Unfortunately all of those indexes are required by the application. It
appears that the only viable option I have is to drop the indexes and
recreate them after the update.


Thanks for the help!
Jozsef
 

-----Original Message-----
From: pgsql-performance-owner@xxxxxxxxxxxxxx
[mailto:pgsql-performance-owner@xxxxxxxxxxxxxx] On Behalf Of Tom Lane
Sent: Friday, June 30, 2006 1:44 AM
To: Josh Berkus
Cc: pgsql-performance@xxxxxxxxxxxxxx
Subject: Re: [PERFORM] FWD: Update touches unrelated indexes? 

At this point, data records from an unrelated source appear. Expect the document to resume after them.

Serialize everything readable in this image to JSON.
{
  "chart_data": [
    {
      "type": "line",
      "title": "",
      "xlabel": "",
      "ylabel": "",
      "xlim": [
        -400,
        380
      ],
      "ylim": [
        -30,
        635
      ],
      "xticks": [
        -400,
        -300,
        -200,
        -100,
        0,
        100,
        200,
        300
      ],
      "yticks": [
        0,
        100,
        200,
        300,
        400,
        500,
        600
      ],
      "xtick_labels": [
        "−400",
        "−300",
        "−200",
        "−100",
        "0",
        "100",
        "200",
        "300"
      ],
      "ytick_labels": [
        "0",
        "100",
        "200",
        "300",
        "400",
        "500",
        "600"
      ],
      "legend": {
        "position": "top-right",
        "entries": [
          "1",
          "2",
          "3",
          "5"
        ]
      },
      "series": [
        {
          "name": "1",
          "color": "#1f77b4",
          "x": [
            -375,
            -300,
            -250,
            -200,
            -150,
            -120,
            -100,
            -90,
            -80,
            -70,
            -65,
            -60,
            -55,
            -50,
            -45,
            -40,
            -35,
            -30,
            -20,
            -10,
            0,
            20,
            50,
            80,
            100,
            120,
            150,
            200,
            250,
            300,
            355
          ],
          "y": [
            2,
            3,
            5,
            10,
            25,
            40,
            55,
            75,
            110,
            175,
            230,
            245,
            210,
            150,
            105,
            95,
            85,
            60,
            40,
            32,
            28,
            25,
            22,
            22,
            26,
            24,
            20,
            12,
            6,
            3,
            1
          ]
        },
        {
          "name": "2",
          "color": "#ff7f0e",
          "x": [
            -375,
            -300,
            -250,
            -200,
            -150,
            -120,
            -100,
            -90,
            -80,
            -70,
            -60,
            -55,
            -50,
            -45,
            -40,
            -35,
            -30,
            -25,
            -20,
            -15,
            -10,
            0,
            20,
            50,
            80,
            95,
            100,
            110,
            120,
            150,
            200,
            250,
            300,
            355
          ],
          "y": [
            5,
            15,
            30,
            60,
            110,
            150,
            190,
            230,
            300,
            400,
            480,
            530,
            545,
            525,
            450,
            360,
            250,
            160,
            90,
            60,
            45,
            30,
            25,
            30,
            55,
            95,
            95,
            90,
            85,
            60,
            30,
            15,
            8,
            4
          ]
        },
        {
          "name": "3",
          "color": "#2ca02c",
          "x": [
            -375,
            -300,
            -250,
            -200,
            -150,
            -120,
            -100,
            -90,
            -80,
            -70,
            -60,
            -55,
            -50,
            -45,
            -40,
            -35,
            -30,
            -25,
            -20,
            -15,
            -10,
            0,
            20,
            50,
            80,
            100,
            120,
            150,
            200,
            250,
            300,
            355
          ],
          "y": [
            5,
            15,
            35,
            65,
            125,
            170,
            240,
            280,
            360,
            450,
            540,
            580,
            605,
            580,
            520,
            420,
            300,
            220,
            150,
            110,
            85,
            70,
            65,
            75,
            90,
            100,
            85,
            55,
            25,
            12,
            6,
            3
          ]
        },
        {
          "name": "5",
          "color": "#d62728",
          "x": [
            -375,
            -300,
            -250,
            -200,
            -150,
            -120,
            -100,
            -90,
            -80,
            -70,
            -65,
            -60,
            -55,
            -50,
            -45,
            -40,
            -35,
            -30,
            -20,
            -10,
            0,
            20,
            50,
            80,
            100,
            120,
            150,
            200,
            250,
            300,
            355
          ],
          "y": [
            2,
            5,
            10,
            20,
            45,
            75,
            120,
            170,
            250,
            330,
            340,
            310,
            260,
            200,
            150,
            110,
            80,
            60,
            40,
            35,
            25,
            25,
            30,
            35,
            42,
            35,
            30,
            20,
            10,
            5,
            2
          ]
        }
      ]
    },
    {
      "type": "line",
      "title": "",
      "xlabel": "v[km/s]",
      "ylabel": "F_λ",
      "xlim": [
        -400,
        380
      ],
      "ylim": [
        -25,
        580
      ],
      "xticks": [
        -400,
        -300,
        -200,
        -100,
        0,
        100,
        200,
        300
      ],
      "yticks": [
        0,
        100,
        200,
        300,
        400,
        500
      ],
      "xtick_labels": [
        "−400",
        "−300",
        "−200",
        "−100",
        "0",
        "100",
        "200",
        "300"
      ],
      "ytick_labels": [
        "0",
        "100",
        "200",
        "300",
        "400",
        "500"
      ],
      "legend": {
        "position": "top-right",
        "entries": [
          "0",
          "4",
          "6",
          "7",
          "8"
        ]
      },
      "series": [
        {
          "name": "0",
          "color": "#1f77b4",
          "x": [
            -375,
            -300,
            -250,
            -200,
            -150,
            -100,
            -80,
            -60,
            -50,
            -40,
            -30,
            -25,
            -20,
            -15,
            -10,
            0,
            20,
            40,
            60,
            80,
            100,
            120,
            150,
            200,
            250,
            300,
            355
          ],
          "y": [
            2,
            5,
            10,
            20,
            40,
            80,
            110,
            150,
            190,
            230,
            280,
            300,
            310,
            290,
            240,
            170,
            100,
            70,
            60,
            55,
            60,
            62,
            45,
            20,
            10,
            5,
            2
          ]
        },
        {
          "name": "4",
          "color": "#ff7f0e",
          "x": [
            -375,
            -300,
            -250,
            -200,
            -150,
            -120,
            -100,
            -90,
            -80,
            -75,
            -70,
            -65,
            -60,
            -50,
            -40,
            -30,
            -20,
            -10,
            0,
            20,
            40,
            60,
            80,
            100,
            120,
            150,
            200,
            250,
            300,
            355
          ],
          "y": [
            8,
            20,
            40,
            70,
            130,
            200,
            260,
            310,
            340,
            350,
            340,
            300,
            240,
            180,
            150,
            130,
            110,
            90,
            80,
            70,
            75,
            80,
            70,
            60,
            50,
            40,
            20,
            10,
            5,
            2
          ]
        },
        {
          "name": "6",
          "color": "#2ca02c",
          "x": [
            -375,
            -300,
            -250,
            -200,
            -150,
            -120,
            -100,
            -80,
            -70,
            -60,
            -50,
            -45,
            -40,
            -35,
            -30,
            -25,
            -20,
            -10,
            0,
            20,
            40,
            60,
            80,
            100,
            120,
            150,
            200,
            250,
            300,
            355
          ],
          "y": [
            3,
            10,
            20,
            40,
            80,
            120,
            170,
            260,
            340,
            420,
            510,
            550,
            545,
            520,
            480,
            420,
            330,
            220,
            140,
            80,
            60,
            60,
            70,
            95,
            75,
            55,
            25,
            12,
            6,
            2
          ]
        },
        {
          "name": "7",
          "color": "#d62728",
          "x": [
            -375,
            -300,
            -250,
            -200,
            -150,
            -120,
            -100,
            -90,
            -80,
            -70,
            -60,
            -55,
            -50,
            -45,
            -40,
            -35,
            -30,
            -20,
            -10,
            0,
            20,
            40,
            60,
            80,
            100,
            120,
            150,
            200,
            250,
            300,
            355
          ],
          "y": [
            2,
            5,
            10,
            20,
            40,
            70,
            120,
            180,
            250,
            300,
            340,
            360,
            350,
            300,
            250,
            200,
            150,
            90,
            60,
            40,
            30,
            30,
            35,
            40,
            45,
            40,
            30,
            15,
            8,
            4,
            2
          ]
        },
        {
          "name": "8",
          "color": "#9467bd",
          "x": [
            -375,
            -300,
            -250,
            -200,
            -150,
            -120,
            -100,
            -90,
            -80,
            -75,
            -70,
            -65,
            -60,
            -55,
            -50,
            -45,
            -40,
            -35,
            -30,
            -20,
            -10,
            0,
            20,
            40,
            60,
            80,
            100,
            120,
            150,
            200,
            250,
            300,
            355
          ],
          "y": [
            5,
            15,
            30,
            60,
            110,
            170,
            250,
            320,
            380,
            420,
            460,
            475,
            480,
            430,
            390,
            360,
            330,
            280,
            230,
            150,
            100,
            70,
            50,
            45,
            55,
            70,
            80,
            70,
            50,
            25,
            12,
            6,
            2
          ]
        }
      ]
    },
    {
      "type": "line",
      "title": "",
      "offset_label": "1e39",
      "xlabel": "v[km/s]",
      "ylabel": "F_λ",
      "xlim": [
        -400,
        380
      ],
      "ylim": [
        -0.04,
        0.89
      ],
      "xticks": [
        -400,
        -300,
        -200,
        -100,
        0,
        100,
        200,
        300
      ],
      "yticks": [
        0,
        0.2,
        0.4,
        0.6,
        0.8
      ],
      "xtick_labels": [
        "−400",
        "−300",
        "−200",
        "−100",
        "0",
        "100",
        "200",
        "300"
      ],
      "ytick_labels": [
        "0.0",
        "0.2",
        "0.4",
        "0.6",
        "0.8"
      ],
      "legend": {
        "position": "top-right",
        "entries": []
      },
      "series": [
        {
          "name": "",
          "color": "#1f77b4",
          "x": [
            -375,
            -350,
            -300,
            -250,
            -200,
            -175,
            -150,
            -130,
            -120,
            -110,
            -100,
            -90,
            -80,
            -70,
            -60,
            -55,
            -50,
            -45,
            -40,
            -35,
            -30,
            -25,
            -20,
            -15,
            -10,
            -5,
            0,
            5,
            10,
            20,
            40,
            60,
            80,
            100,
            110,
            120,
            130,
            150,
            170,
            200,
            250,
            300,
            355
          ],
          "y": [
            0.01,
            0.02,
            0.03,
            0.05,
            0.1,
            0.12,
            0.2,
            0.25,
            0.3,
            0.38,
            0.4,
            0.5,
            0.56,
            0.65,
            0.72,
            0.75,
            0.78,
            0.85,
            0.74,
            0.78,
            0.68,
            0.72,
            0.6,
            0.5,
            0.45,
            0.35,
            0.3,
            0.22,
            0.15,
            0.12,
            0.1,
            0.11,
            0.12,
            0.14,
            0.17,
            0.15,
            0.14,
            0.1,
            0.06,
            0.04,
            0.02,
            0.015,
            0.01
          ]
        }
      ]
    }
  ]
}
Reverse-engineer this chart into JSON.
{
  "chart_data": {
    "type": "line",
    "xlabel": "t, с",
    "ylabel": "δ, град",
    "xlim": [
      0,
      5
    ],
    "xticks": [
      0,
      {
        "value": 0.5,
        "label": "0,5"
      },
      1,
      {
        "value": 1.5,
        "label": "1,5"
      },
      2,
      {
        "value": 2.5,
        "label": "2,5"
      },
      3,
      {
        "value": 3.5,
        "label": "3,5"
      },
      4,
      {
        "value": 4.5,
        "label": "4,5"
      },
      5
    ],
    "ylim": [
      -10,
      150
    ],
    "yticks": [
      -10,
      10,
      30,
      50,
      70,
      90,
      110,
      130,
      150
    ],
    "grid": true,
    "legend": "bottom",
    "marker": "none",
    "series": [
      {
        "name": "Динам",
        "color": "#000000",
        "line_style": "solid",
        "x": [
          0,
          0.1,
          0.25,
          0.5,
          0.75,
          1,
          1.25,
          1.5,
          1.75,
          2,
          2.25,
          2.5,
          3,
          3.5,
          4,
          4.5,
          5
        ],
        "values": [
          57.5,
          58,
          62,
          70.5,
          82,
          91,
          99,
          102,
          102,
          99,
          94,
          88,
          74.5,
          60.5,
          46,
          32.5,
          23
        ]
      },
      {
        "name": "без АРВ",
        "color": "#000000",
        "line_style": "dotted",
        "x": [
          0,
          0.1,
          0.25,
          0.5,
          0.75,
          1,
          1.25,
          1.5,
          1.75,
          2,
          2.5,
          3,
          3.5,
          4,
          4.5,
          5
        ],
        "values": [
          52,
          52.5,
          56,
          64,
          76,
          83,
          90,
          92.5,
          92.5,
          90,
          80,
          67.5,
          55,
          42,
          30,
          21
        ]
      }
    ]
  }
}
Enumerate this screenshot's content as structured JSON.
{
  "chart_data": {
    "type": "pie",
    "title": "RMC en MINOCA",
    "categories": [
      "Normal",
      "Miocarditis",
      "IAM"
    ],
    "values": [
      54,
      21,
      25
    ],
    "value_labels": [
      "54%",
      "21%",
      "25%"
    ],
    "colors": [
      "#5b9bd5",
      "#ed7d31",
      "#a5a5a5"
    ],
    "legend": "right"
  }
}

Josh Berkus <josh@xxxxxxxxxxxx> forwards:
> I hope someone can explain what I'm seeing on our system. I've got a
> table with about four million rows in it (see schema below). Almost
> every column has one or two indexes. What I've found is that when I
> issue an update statement to zero out the content of a particular
> column, the pg_locks table indicates that every other, seemingly
> unrelated index is locked/changed.

This surprises you why?

> I expect the idx_test_table_col_27 index to have write locks during
this
> operation but seeing RowExclusiveLock entries on every other index
> puzzles me. Interestingly enough these locks are not present if the
> table is smaller.

That last I don't believe at all --- PG updates every index on every row
update.  Most likely the OP is just not querying pg_locks fast enough to
see the locks.  If he's really concerned about update performance then
he probably needs to think harder about whether every one of those
indexes is really carrying its weight.